Relative to current law (baseline) projections of the Congressional Budget Office (CBO), the proposed budget resolution recommends a spending reduction of $2.9 trillion and a revenue reduction of $4.5 trillion, resulting in a net deficit increase of $1.6 trillion over ten years. However, the resolution also assumes some combination of higher revenue and lower spending due to faster economic growth, resulting in $2.6 trillion in deficit reduction for a final tally of nearly $1 trillion in net deficit reduction.

The recommended spending reductions are merely illustrative and more than entirely comprised of $3 trillion in presumed savings from unidentified policies. These savings are allocated to Function 930 (Government-Wide Savings), rather than Function 920 (Allowances) that was used in the Senate budget resolution.

For purposes of enacting a reconciliation bill that is exempt from the 60-vote threshold in the Senate, the House budget resolution differs from the Senate budget resolution in several respects. It proposes $4.8 trillion in deficit increases, $1.5 trillion in deficit reduction, and a $4 trillion increase in the statutory debt limit.

During the Committee markup, an amendment was adopted that would essentially link the size of the tax cuts to the amount of deficit reduction. Specifically, the authorizing committees would be assigned $2 trillion in deficit reduction, rather than $1.5 trillion. To the extent they fall short of that amount, the $4.5 trillion of deficit increases (tax cuts) assigned to the Ways and Means Committee will be reduced dollar for dollar. Conversely, if they achieve more than $2 trillion of deficit reduction, then the $4.5 trillion of deficit increases will be increased dollar for dollar.

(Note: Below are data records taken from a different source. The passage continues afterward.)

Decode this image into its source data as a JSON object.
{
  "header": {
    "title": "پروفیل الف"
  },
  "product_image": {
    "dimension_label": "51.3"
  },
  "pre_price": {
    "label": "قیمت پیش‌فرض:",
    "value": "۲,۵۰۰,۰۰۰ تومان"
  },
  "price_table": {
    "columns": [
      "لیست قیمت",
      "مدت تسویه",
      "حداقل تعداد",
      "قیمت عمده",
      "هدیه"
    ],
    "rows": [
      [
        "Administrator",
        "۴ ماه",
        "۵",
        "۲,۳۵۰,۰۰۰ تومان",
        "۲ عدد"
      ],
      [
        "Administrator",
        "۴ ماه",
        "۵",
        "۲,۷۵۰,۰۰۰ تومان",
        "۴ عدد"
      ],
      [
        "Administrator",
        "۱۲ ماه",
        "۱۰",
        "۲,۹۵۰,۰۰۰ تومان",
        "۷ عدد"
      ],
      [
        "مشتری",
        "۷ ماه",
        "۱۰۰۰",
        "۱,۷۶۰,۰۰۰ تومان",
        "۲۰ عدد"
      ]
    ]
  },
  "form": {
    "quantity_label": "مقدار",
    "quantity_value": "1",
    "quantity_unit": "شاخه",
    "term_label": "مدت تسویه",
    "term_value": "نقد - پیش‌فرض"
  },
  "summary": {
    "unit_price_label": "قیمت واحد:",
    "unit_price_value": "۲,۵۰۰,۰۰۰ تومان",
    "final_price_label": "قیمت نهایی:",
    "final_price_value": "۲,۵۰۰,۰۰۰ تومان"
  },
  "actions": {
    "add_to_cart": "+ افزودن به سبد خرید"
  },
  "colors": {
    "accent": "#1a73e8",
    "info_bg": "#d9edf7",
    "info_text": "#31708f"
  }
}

As these numbers indicate, the House and Senate are still far apart when it comes to reaching an agreement on the reconciliation provisions that will be contained in the budget resolution. But given the optimistic economic growth assumptions and the size of the tax cuts in the House version, and the reserve fund waiver in the Senate version, the opening positions of the respective budget committees point in the direction of growing deficits, rather than deficit reduction.